I was placed in judges’ chambers during my internship, which allowed me to discuss matters with Chief Judge Lowndes and ask specific questions relating to the matters that his Honour was presiding over. It was great to hear first-hand how the Chief Judge dealt with the day to day functioning of the court and exposed me to the many competing interests and commitments his Honour had to balance and juggle outside of the courtroom. The other judges were also very welcoming and happy to share their experiences. I completed engaging research tasks, including one about the Mental Health List presided over by the Chief Judge and another relating to criminal provisions dealing with culpability for dangerous driving. These tasks enabled me to expand my legal research skills and tailor them to deliver clear and concise information. I also observed many different courtrooms and lists, which gave me practical exposure to civil and criminal procedure and enabled me to identify effective advocacy styles.
I was fortunate enough to attend circuit court to Jabiru and Oenpelli (Gunbalanya) for three days. Being in community in West Arnhem Land was a privilege. We travelled in a small plane as the roads were flooded due to the wet season, which was a surreal experience, however it simultaneously highlighted an access to justice issue that many Aboriginal people in remote communities must face. Some of the courts in community are inaccessible by car in the wet season and thus can be extremely expensive to access via plane, resulting in non-attendance and warrants being put out for arrest. Despite this, attending circuit court was a great opportunity to see how sentencing can be tailored to each community, ensuring that rehabilitation is localised to prioritise long-term, positive outcomes.
I also had an opportunity to go to Injalak Arts in Gunbalanya, a non-profit Aboriginal-owned social enterprise. It was great to speak to the artists working at the centre about their weaving and painting methods, including the stories they are allowed to represent depending on their clan and specific area of country.
Attending the Youth Justice Court was quite confronting at times, especially when observing the Child Protection List. Whilst the presiding judge was explaining the process to me, I was shocked to hear how little resources are allocated to ensure stability and rehabilitation for vulnerable children.

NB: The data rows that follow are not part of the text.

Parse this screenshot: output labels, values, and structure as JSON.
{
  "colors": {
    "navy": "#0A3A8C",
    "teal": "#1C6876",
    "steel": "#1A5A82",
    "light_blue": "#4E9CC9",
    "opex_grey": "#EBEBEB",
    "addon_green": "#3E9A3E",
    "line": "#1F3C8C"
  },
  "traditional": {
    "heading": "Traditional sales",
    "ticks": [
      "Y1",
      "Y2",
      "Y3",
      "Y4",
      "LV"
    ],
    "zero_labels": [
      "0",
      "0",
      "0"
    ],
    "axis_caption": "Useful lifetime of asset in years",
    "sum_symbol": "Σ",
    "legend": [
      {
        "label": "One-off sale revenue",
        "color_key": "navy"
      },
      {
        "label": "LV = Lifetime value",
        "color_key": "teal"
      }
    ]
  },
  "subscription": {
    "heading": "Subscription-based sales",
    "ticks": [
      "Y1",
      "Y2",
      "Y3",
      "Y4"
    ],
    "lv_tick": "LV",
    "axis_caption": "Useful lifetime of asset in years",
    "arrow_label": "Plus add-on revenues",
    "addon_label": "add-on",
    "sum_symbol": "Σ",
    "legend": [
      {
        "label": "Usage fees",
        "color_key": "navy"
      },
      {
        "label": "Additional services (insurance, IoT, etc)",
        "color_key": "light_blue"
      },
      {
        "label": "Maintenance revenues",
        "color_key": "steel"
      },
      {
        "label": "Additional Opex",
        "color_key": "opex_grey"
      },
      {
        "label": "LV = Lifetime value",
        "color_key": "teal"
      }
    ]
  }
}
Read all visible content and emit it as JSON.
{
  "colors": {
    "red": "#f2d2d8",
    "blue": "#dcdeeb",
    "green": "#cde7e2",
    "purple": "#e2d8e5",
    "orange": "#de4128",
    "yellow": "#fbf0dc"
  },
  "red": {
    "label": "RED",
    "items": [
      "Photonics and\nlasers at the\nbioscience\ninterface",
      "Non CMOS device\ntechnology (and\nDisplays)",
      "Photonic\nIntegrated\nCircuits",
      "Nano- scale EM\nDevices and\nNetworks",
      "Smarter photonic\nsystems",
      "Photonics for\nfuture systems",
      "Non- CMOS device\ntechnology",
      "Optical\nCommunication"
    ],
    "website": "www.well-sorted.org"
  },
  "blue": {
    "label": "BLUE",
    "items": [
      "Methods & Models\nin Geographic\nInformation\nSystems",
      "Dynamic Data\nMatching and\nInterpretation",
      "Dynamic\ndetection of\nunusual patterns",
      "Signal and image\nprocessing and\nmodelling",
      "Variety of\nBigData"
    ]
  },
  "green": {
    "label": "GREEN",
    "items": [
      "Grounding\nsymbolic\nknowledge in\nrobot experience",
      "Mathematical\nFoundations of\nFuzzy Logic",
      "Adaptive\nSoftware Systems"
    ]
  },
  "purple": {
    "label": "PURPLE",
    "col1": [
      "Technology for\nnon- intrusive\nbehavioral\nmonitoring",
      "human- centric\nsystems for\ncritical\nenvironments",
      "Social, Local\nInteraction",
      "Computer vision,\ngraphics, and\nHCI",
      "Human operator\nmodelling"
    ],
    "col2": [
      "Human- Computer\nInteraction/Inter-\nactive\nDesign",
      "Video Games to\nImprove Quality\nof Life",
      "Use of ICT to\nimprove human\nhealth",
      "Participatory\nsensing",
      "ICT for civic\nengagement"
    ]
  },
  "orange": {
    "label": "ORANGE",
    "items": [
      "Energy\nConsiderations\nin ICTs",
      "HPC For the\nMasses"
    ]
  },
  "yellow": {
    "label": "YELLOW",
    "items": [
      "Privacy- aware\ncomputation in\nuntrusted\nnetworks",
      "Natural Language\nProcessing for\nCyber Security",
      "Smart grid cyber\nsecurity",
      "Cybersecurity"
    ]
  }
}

It was also very interesting from a legal perspective to observe how court procedure changes during the process, as it often included three representatives from Territory Families (CEO, case worker, counsel) and up to two other lawyers representing the parents. Despite the entrenched nature of many of the cases, it was heartening to see the passion involved in the Child Protection process from all parties, especially the Judge, and a strong focus on gaining consistent care and possibilities for reunification.
Darwin in the wet was great, despite hearing ‘you should come in the dry’ daily! The working environment is very supportive and inspiring, with many young professionals from all over Australia who had different stories and career paths. It was great to speak to lawyers from bodies such as NAAJA, NLC, Legal Aid and Territory Families to realise that every journey to the NT had been so different and diverse.
Darwin is full of great food and markets, including the famous Laksa at Parap markets and the fresh produce at Rapid Creek. It was great to experience some of Australia’s history by visiting the WW2 tunnels to learn about what occurred in Darwin during the war. I also visited Litchfield with friends as a day trip, swimming at Florence Falls and Buley Rockhole. The water was extremely clear and fresh and most importantly, croc-free (at the time).
Everybody at the LCNT and in Darwin was so welcoming and willing to share their experiences, giving up their time to chat to me. I would highly recommend an Aurora internship and encourage anyone considering it to apply. My time at the LCNT definitely gave me invaluable experience that I could not gain through law school.